Interview – Rencontre avec Kerredine Soltani

Kerredine Soltani - DR

Kerredine Soltani vient de publier « Héritier », un nouvel EP composé de sept chansons dans lesquelles l’artiste se livre comme jamais. Après avoir écrit pour de nombreux autres (Zaz – le fameux « Je veux » –, Kendji, Amel Bent, Elisa Tovati…) et avoir publié deux premiers albums dans lesquels il se cachait derrière de l’humour ou des orchestrations un peu sophistiquées, Kerredine revient aujourd’hui en toute simplicité avec des mots percutants, des chansons dans lesquelles l’artiste évoque notamment le parcours de ses parents qui ont vécu dans le bidonville d’Argenteuil. Nous évoquerons également le projet « Ma cité va chanter » qui verra le jour dans les prochains mois. Rencontre avec un artiste solaire et toujours aussi sympathique…

Même si le grand public connaît bon nombre des chansons que tu as écrites pour Zaz, Kendji Girac, Amel Bent, etc… Il te connaît, toi, finalement mal, voire pas du tout. J’aimerais donc que l’on évoque ton parcours et celui de tes parents, si tu le veux bien. Toute cette histoire qui a nourrit ce nouvel EP, « Héritier ».

Je suis donc né à Argenteuil. Mes parents, eux, venaient de Tunisie et sont venus travailler en France. On leur avait promis de gros salaires par rapport à ce qu’ils gagnaient en Tunisie, comme aujourd’hui certains vont en mission en Alaska ou au Canada. Sauf que… ils sont arrivés ici et ont vécu dans les bidonvilles d’Argenteuil pendant quelques années. Ma mère faisait des ménages, mon père travaillait sur des chantiers, tous les métiers un peu compliqués. Après, je suis né. J’ai eu la chance de ne pas naître en bidonville mais à l’hôpital et de grandir dans ce que ma mère appelle un château… un HLM. Dans le bidonville, il n’y avait ni eau ni chauffage, juste des tôles en guise de murs et quelques tapis pour essayer de freiner le vent.

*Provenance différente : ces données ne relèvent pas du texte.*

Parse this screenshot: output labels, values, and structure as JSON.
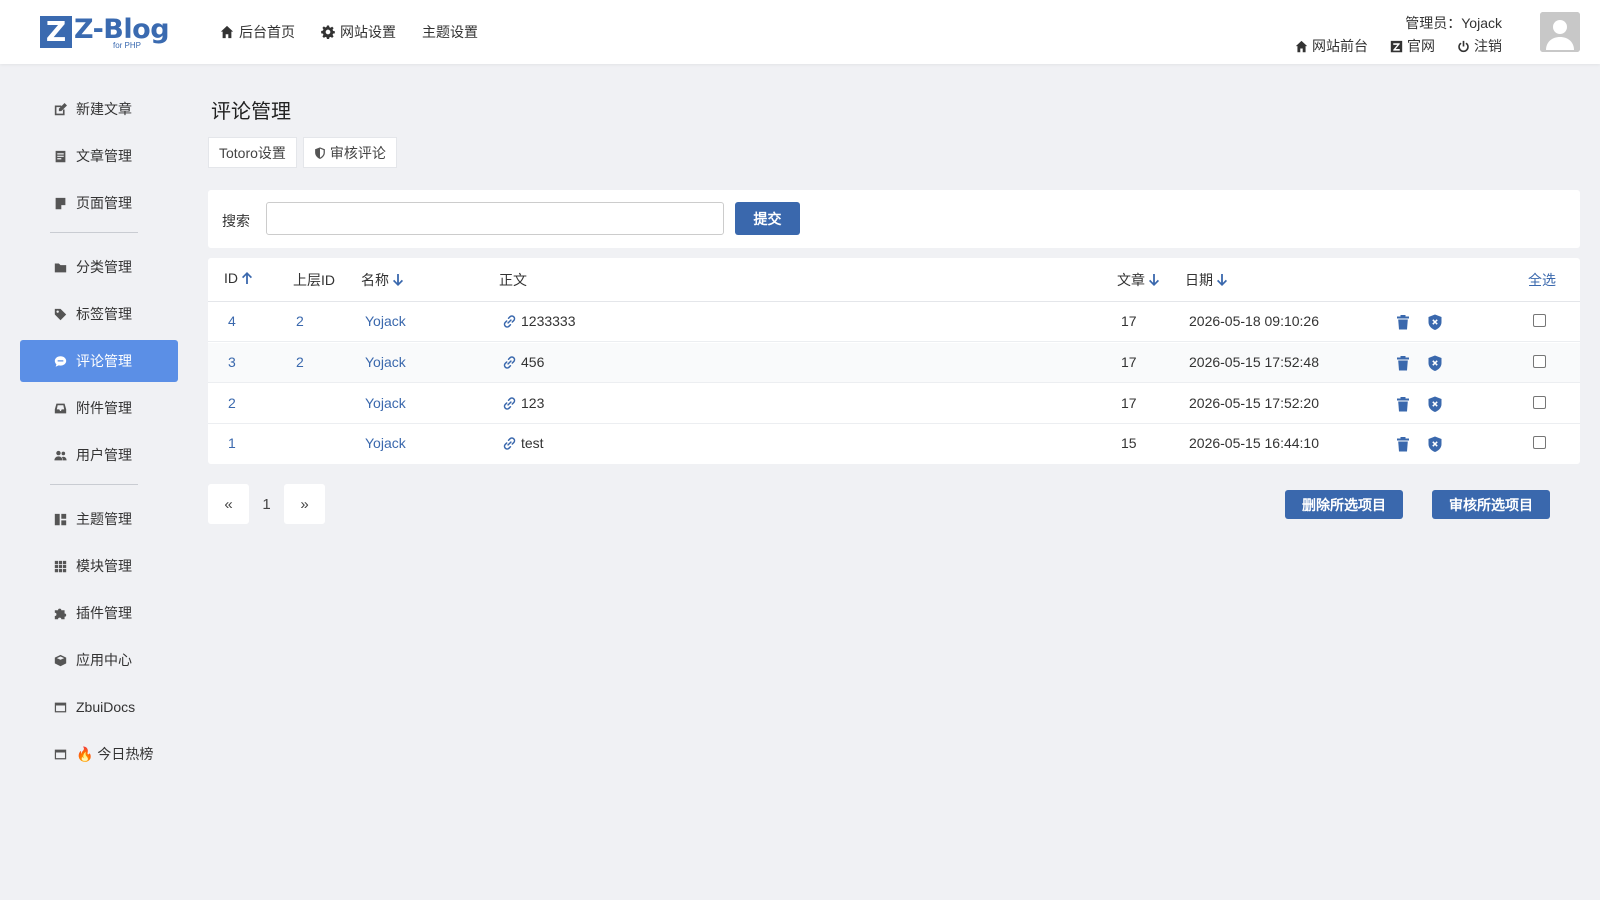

Du coup, moi, j’ai grandi dans cette cité, et j’y ai eu une enfance extraordinaire. La cité, à mes yeux, c’est un jardin d’enfants géant. On avait quelques petits jeux en bas dans un petit jardinet. Nous y étions toujours une trentaine d’enfants du même âge à jouer. Trente copains. On n’attendait pas l’école pour se retrouver, puisque nous allions tous à l’école ensemble. Nous étions juste tous là, à jouer. J’ai vraiment de bons souvenirs de cette époque, nous nous amusions bien. On jouait et on rigolait tous ensemble. J’ai donc grandi dans cet environnement, dans une super famille avec beaucoup d’amour. Et surtout, cerise sur le gâteau, une maman qui cuisinait les meilleurs repas du monde ! (sourire)

Kerredine, Héritier
Kerredine, Héritier

Tu étais le plus petit de la famille.

Oui. Et aussi le plus petit de mes amis. J’ai toujours été le petit, en fait, le plus jeune. Du coup, comme tous les plus petits, on parle moins et on observe. J’ai vu comment les gens se comportaient, j’analysais tout ça. Je n’étais pas quelqu’un d’actif, je regardais ce qui se passait, les bonnes comme les mauvaises choses. J’ai toujours eu le cœur proche de ma mère. J’ai toujours écouté ce qu’elle m’autorisait et ce qu’elle m’interdisait. Comme beaucoup d’enfants et de parents, d’ailleurs. Mais tous les enfants ne sont pas proches de la parole de leur mère comme je l’étais. Moi, mon cœur était accroché à la bouche de ma mère. Ce qu’elle me disait de faire, je le faisais. Elle dit de moi que j’étais un enfant sans problème… (sourire) Ça m’a évité de faire des bêtises comme beaucoup d’adolescents en font, et peut-être encore plus dans les quartiers difficiles où on passe d’une enfance idyllique au monde des grands. Il y a de la violence dans le comportement d’un adolescent, quelque chose d’un peu extrême. Peu importe d’où il vienne ou son milieu social. L’adolescent est comme ça. Nous, dans le quartier, il y avait des bagarres de bandes et ce genre de choses. Mais je n’étais pas du tout là-dedans. Je n’ai d’ailleurs aucune once de violence en moi, juste beaucoup d’amour.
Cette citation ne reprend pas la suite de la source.